Personal information
- Full name: Manfred Jerome Palmes
- Born: 7 February 1887 Naburn, Yorkshire, England
- Died: 5 May 1968 (aged 81) Simon's Town, Cape Province, South Africa
- Batting: Unknown
- Bowling: Unknown

Career statistics
| Competition | First-class |
| Matches | 2 |
| Runs scored | 10 |
| Batting average | 3.33 |
| 100s/50s | –/– |
| Top score | 6 |
| Balls bowled | 114 |
| Wickets | 0 |
| Bowling average | – |
| 5 wickets in innings | – |
| 10 wickets in match | – |
| Best bowling | – |
| Catches/stumpings | –/– |
- Source: Cricinfo, 16 December 2019

= Manfred Palmes =

English cricketer and Royal Navy officer

Manfred Jerome Palmes (5 February 1887 – 5 May 1968) was an English first-class cricketer and Royal Navy officer.
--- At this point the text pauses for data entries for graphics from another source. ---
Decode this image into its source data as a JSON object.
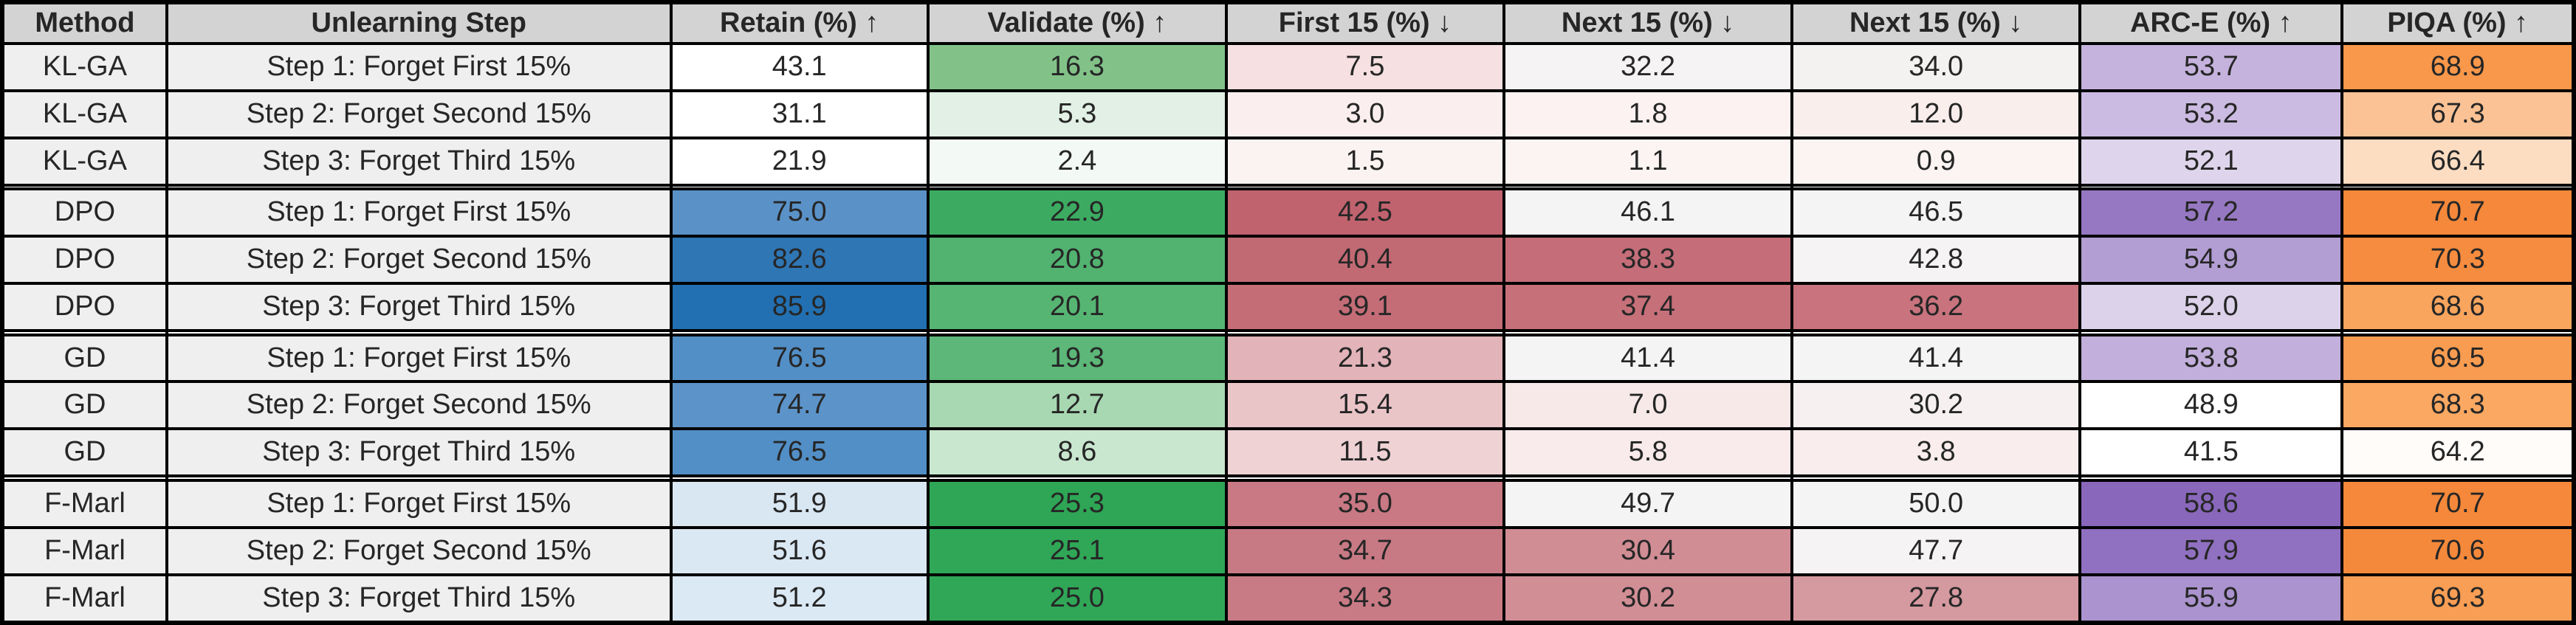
{
  "chart_data": {
    "type": "table",
    "columns": [
      "Method",
      "Unlearning Step",
      "Retain (%) ↑",
      "Validate (%) ↑",
      "First 15 (%) ↓",
      "Next 15 (%) ↓",
      "Next 15 (%) ↓",
      "ARC-E (%) ↑",
      "PIQA (%) ↑"
    ],
    "rows": [
      {
        "method": "KL-GA",
        "step": "Step 1: Forget First 15%",
        "values": [
          43.1,
          16.3,
          7.5,
          32.2,
          34.0,
          53.7,
          68.9
        ],
        "cell_colors": [
          "#ffffff",
          "#82c289",
          "#f6e0e1",
          "#f5f3f3",
          "#f4f2f1",
          "#c5b3dd",
          "#f9984b"
        ]
      },
      {
        "method": "KL-GA",
        "step": "Step 2: Forget Second 15%",
        "values": [
          31.1,
          5.3,
          3.0,
          1.8,
          12.0,
          53.2,
          67.3
        ],
        "cell_colors": [
          "#ffffff",
          "#e2f0e5",
          "#faefee",
          "#fbf2f1",
          "#f9eeec",
          "#cbbbe2",
          "#fbc295"
        ]
      },
      {
        "method": "KL-GA",
        "step": "Step 3: Forget Third 15%",
        "values": [
          21.9,
          2.4,
          1.5,
          1.1,
          0.9,
          52.1,
          66.4
        ],
        "cell_colors": [
          "#ffffff",
          "#f3f9f4",
          "#fbf3f1",
          "#fbf4f2",
          "#fbf4f2",
          "#ded5ec",
          "#fdddc2"
        ]
      },
      {
        "spacer": true
      },
      {
        "method": "DPO",
        "step": "Step 1: Forget First 15%",
        "values": [
          75.0,
          22.9,
          42.5,
          46.1,
          46.5,
          57.2,
          70.7
        ],
        "cell_colors": [
          "#5a92c8",
          "#3cab61",
          "#c0636e",
          "#f5f4f4",
          "#f5f4f4",
          "#9678c2",
          "#f5883a"
        ]
      },
      {
        "method": "DPO",
        "step": "Step 2: Forget Second 15%",
        "values": [
          82.6,
          20.8,
          40.4,
          38.3,
          42.8,
          54.9,
          70.3
        ],
        "cell_colors": [
          "#2f76b5",
          "#52b270",
          "#c26a74",
          "#c56e79",
          "#f5f3f3",
          "#b29ed3",
          "#f68c3f"
        ]
      },
      {
        "method": "DPO",
        "step": "Step 3: Forget Third 15%",
        "values": [
          85.9,
          20.1,
          39.1,
          37.4,
          36.2,
          52.0,
          68.6
        ],
        "cell_colors": [
          "#2270b1",
          "#57b573",
          "#c46d77",
          "#c6707a",
          "#c8737d",
          "#dcd2ea",
          "#f9a55e"
        ]
      },
      {
        "spacer": true
      },
      {
        "method": "GD",
        "step": "Step 1: Forget First 15%",
        "values": [
          76.5,
          19.3,
          21.3,
          41.4,
          41.4,
          53.8,
          69.5
        ],
        "cell_colors": [
          "#528fc6",
          "#5cb778",
          "#e2b3b8",
          "#f5f4f4",
          "#f5f4f4",
          "#c2afdb",
          "#f89c51"
        ]
      },
      {
        "method": "GD",
        "step": "Step 2: Forget Second 15%",
        "values": [
          74.7,
          12.7,
          15.4,
          7.0,
          30.2,
          48.9,
          68.3
        ],
        "cell_colors": [
          "#5c94c9",
          "#a8d8b2",
          "#eac5c8",
          "#f8e9e9",
          "#f6f1f0",
          "#ffffff",
          "#faa862"
        ]
      },
      {
        "method": "GD",
        "step": "Step 3: Forget Third 15%",
        "values": [
          76.5,
          8.6,
          11.5,
          5.8,
          3.8,
          41.5,
          64.2
        ],
        "cell_colors": [
          "#528fc6",
          "#c9e7cf",
          "#efd2d4",
          "#f9ebeb",
          "#f9eded",
          "#ffffff",
          "#fffcfa"
        ]
      },
      {
        "spacer": true
      },
      {
        "method": "F-Marl",
        "step": "Step 1: Forget First 15%",
        "values": [
          51.9,
          25.3,
          35.0,
          49.7,
          50.0,
          58.6,
          70.7
        ],
        "cell_colors": [
          "#d9e7f3",
          "#2ea655",
          "#c87983",
          "#f5f4f4",
          "#f5f4f4",
          "#8967bb",
          "#f5883a"
        ]
      },
      {
        "method": "F-Marl",
        "step": "Step 2: Forget Second 15%",
        "values": [
          51.6,
          25.1,
          34.7,
          30.4,
          47.7,
          57.9,
          70.6
        ],
        "cell_colors": [
          "#dae8f4",
          "#2fa757",
          "#c87a84",
          "#d18d94",
          "#f5f3f3",
          "#9070c0",
          "#f5893b"
        ]
      },
      {
        "method": "F-Marl",
        "step": "Step 3: Forget Third 15%",
        "values": [
          51.2,
          25.0,
          34.3,
          30.2,
          27.8,
          55.9,
          69.3
        ],
        "cell_colors": [
          "#dbe9f4",
          "#30a757",
          "#c97b85",
          "#d18e95",
          "#d599a0",
          "#aa93ce",
          "#f89e55"
        ]
      }
    ]
  },
  "colors": {
    "header_bg": "#d3d3d3",
    "label_bg": "#efefef",
    "spacer_bg": "#ffffff",
    "border": "#000000",
    "text": "#262626"
  }
}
A member of the Palmes family, he was the son of Francis Jerome Palmes and Mary Theresa Broadbent and was born in February 1887 at Naburn Hall at Naburn, Yorkshire. Palmes graduated from the Britannia Royal Naval College in 1906, entering the Royal Navy as an acting sub-lieutenant, with confirmation in the rank coming in April 1908. The following April he was promoted to the rank of lieutenant. He served with the Royal Navy in the First World War, during which he was promoted to the rank of lieutenant commander in March 1917. Following the war, Palmes played first-class cricket for the Royal Navy Cricket Club, making two appearances against the British Army cricket team at Lord's in 1919 and 1920. He was promoted to the rank of commander in December 1921, a rank he retained until his retirement in February 1933. Palmes later emigrated to South Africa, where he died at Simon's Town in May 1968.